Election memories: A throwback to 1983

Manoj Pande | Updated on April 16, 2019

A polling officer’s experience in remote Assam

In February 1983, when the Assam agitation was at its peak, general elections had been called. In Assam, both the general and the assembly elections were held simultaneously. Locals feared taking up election duties, so in a unique precedent, it was decided to send probationers of various civil services to conduct elections. Not many would be left in service now, but for officers of different civil services who were probationers then, general elections would certainly bring back some memories.

Undergoing the Foundation Course in Baroda at the Railway Staff College, we got our marching orders. I was 23 years old and had not even voted till then. Remember, the voting age then was 21 years (it was reduced to 18 years in 1989).

Next morning, we boarded a special coach attached to the Ahmedabad-Howrah Express, en route to Assam. We had some free time in Calcutta. Then another train took us to New Bongaigaon, reaching there at midnight. An escorted road convoy then took us to the town of Dhubri, a district headquarters.

A gurudwara on the banks of the mighty Brahmaputra adjacent to the Circuit House became our abode. Venturing out alone to the town was not permitted.

There was nothing to do. There were no newspapers, no TV and no STD phones. We were totally cut off from the world.

I was to be the designated Polling Officer in a remote village. I had two assistants. Two ‘danda’ wielding guards were the ‘security’. Language was an issue. We communicated in Pidgin Hindi with a smattering of English laced with Bengali, Assamese and the local dialect.

Collecting the polling material from a town called Kokrajhar, we drove in a ramshackle jeep to the polling booth, in the heart of tribal area. A primary school building, it had a roof but no walls. The floor was littered with hay with an overwhelming smell of dung. We were supposed to sleep here at night with polling material. We were also told that elephants often come there.

Noticing my consternation, the village headman offered his home for night stay. To me, everything was suspicious, I feared for my life as well as the ballot boxes. I spurned his offer and decided to sleep in turns in the school premises itself, with two of us always remaining awake.

In the East, it is an early sunrise. Soon we had set up a makeshift polling booth with bed sheets and whatever the village headman had offered. Polling began on time at 7.30 am.

It was a treat to see Indian democracy at work. Tribals came in groups to cast their votes. It was a festive day for them, and they were full of enthusiasm. Though illiterate, they knew the party symbols and exactly what to do. The childish looking Polling Officer (me, that is) was also the object of their curiosity. Polling ended at the stipulated hour. Necessary reports made, the ballot boxes sealed, and the job was over. Thoughts now turned to food.

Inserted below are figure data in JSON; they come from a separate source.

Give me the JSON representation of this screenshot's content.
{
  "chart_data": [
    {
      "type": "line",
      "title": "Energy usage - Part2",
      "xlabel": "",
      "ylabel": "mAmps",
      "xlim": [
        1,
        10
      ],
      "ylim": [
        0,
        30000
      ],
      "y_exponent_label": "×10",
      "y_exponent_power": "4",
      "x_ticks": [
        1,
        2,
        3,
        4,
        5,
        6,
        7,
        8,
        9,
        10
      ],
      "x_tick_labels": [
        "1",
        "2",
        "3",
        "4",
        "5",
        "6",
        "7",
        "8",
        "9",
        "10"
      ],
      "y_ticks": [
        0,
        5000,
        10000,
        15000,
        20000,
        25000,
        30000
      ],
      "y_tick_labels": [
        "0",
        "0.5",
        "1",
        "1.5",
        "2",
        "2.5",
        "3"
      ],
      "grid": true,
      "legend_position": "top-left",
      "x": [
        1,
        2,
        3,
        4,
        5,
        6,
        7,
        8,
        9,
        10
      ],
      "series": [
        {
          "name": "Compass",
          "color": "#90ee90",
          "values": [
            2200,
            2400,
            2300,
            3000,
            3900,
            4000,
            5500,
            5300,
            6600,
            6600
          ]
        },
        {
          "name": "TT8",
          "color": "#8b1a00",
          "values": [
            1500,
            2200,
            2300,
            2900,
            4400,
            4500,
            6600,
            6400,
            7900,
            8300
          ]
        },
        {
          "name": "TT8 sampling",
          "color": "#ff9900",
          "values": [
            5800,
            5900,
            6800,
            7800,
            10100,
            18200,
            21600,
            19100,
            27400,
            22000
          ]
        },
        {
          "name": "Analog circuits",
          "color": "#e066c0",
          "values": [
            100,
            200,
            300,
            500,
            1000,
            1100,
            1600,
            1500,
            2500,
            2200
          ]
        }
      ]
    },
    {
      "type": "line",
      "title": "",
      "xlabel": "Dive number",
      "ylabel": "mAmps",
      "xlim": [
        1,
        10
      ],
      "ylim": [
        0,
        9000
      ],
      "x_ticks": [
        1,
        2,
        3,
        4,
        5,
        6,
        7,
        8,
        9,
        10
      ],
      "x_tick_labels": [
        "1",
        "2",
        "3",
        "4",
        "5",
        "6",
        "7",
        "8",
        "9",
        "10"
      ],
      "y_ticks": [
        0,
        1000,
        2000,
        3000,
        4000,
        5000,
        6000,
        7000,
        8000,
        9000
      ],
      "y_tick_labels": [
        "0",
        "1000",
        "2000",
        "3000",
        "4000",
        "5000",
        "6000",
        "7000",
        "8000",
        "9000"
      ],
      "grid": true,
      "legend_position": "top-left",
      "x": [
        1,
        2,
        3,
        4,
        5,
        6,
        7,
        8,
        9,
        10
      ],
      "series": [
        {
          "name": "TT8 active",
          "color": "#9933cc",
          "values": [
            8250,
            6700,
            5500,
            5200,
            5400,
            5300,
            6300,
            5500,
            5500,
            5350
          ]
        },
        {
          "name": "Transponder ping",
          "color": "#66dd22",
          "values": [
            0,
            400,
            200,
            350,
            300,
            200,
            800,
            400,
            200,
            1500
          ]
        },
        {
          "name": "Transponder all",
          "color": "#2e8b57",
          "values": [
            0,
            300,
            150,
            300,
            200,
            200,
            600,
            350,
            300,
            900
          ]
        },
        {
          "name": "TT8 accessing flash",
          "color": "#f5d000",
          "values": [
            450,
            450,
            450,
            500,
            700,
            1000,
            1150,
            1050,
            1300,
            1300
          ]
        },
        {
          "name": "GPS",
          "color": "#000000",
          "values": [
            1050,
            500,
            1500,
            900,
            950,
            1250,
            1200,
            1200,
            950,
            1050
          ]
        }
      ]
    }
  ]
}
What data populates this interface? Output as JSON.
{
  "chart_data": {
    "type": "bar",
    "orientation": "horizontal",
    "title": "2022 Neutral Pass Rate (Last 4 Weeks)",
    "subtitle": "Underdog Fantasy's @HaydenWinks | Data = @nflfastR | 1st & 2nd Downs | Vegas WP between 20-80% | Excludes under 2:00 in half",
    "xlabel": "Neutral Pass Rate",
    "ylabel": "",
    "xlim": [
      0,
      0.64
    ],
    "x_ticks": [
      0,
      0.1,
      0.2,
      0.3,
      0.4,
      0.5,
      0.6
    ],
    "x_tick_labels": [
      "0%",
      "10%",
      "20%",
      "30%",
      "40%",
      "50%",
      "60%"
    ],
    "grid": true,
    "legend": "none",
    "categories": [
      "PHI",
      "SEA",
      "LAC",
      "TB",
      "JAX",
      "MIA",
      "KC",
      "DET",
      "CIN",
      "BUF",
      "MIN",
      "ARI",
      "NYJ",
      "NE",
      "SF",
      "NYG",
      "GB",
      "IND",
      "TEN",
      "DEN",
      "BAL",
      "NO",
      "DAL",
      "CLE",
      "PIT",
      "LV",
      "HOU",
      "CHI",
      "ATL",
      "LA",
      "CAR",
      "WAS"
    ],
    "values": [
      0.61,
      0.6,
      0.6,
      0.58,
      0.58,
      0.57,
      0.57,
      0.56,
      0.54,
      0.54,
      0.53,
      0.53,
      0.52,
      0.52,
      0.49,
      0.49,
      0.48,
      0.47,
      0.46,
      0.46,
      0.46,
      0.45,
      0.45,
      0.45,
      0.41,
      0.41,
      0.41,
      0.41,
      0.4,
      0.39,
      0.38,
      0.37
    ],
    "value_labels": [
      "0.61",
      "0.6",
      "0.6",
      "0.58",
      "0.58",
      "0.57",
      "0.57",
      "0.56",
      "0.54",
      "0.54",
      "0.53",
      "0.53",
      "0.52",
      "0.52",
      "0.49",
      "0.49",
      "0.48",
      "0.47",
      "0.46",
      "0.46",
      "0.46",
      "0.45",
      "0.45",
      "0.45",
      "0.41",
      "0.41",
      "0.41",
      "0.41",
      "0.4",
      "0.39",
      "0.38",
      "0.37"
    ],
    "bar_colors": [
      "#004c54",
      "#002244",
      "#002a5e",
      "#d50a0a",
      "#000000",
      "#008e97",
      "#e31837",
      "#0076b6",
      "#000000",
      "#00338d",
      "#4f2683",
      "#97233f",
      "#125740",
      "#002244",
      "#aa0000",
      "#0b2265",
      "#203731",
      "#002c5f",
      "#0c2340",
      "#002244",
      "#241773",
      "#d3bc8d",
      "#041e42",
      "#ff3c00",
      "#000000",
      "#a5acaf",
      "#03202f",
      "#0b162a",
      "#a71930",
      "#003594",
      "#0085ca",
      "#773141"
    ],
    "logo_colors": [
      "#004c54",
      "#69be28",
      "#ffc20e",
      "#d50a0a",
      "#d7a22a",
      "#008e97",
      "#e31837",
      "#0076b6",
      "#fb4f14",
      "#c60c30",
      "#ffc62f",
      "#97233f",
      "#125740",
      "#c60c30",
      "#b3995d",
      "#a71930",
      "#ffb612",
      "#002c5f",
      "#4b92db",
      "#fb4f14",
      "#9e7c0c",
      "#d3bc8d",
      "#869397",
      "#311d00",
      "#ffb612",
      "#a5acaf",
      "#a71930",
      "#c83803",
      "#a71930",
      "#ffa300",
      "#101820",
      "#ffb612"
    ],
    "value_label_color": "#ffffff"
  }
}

I was famished. I had not had a meal for 24 hours. I am a vegetarian. And food on offer was either fish or fowl which I could not partake of. Some ingenuity was needed. I asked for salt and rice.

Boiled rice in an aluminium bowl with some crude type of salt was all that I could manage. Watched by curious onlookers, I mixed the salt and rice and began eating. The headman probably pitied me. He went to his hut, brought an egg and before I could react, broke it open on the rice. He smiled benignly and gestured me to start eating. This was his gesture of love.

I mixed the egg paste and yolk with the rice and salt and ate it with bare hands. Food had never tasted better.